Josiah Henson Museum to Be Built in Honor of Man Who Inspired ‘Uncle Tom's Cabin'

Henson's life and autobiography inspired Harriet Beecher Stowe's famous novel, "Uncle Tom's Cabin"

NBC Universal, Inc.

A historic plantation is being turned into the Josiah Henson Museum in honor of the abolitionist and author whose life and works inspired the renowned novel "Uncle Tom's Cabin."

The plantation, once owned by Isaac Reilly, is located in Rockville, Maryland. Josiah Henson grew up experiencing the horrors of slavery at Reilly's plantation before escaping to Canada.

Construction crews are currently in the process of restoring the plantation, located just off Old Georgetown Road.

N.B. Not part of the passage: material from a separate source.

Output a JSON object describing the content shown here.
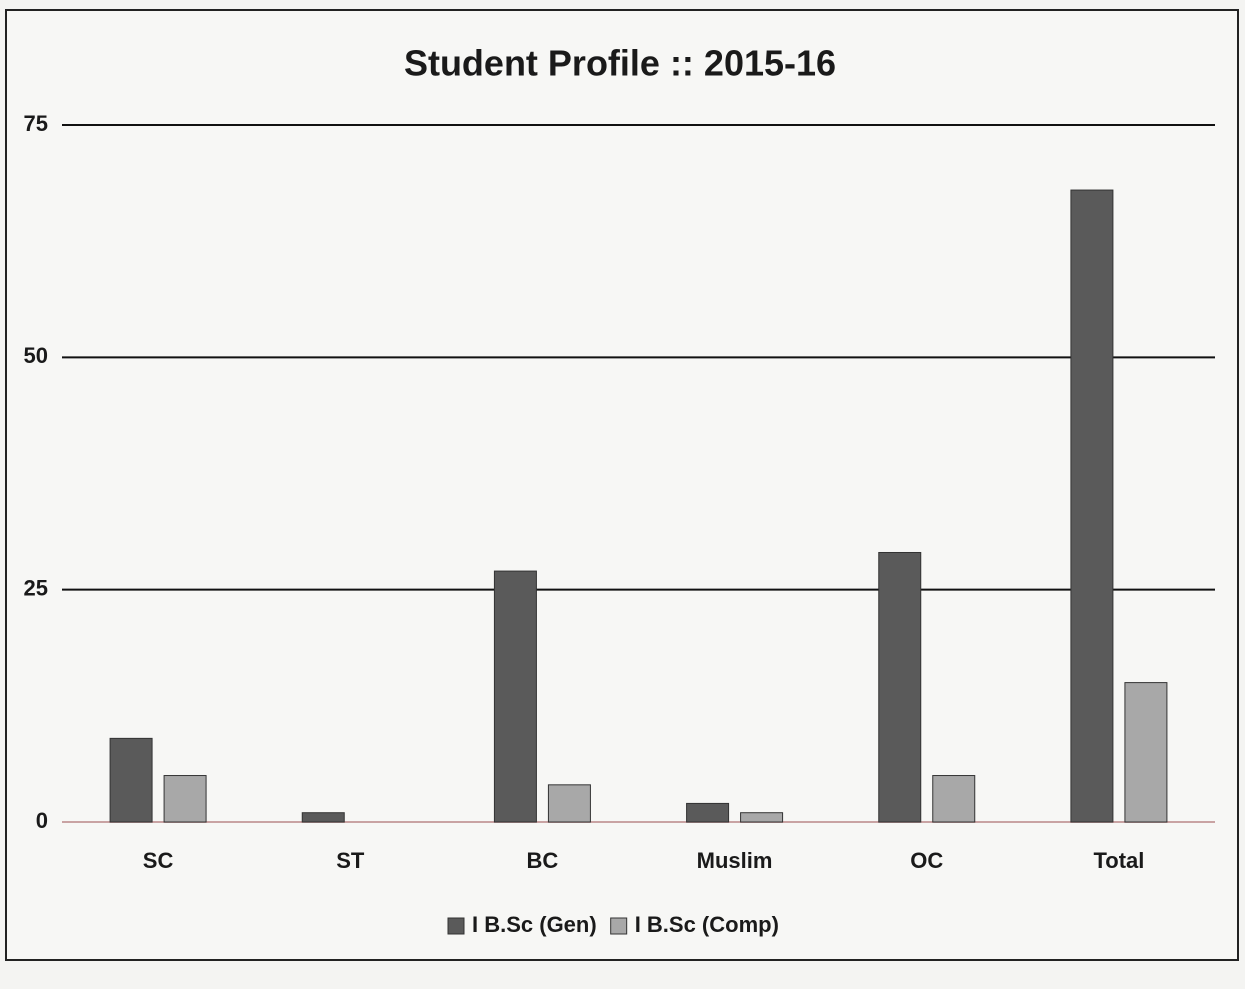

Once in Canada, Henson became an abolitionist and author, writing an autobiography in 1849.

"He maps it out for us, what it means to be born into enslavement," says Shirl Spicer, the museum manager of Montgomery Parks Foundation.

Spicer said Henson's life and autobiography inspired Harriet Beecher Stowe's famous novel, "Uncle Tom's Cabin."

Besides the plantation's restoration, Katie Rictor, executive director of the Montgomery Parks Foundation, said construction is underway to house "a number of exhibits and a theater" to share Henson's story.